While I don't seem to be getting much support for it here :D my write
performance (which is most essential) has been much better since I
further normalized the tables and made it so that NULL is never used
and data is never updated (i.e. it is immutable once it is written).
Based on the above you are primarily capturing data and feeding back
essentially one easy to find result set [who has NOT been successfully
called] on an ongoing single threaded basis [once per day?]. So you are
absolutely correct - tune for writing speed.
The summary table was really a separate point from whether or not
people liked my schema or not -- I mean whether I de-normalize as
people are asking or not, there would still be the question of a
summary table for MAX and COUNT queries or to not have a summary table
for those. I probably made the original question too open ended.
Do you know your answer?
you said : "Occasionally I will want to know things like "

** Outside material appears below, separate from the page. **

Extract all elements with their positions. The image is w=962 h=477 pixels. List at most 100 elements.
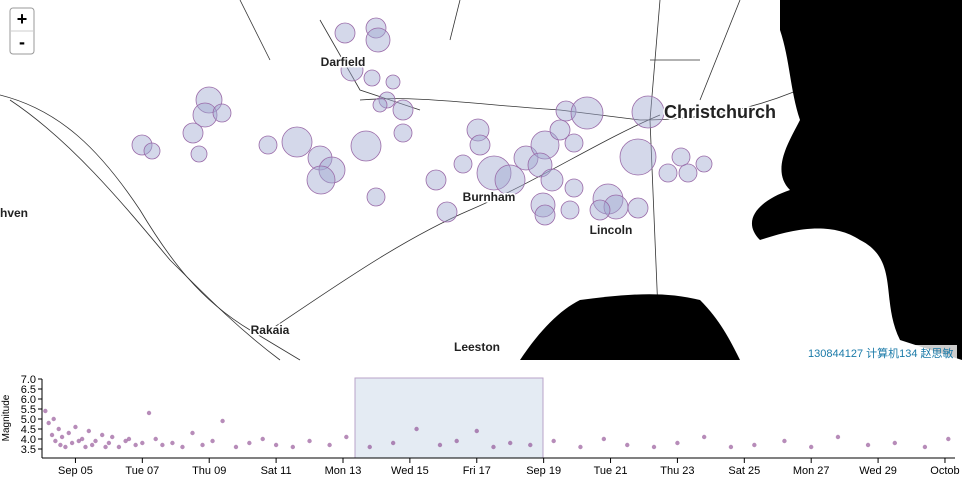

you answered to frequency on queries as "the users not called today
query will be done once a day." as was c) [I'm assuming once?]
and d) appears to be "ad-hoc" and you said your users can deal with
latency in response for those.
So finding Min/Max/Count quickly really *don't* matter for tuning.
So the only reason I can see to add a summary table is to ... simplify
maintenance [note I did NOT say "development"] and then only IF it
doesn't impact the write speeds beyond an acceptable level. Proper
internal / external documentation can mitigate maintenance nightmares.
If your developer(s) can't figure out how to get the data they need from
the schema - then give them the queries to run. [you are likely better
at tuning those anyway]
Last consideration - business consumption of data does change over
time. Disk space is cheap [but getting and keeping speed sometimes
isn't]. You might consider including ongoing partial archival of the
operational data during slow usage (write) periods.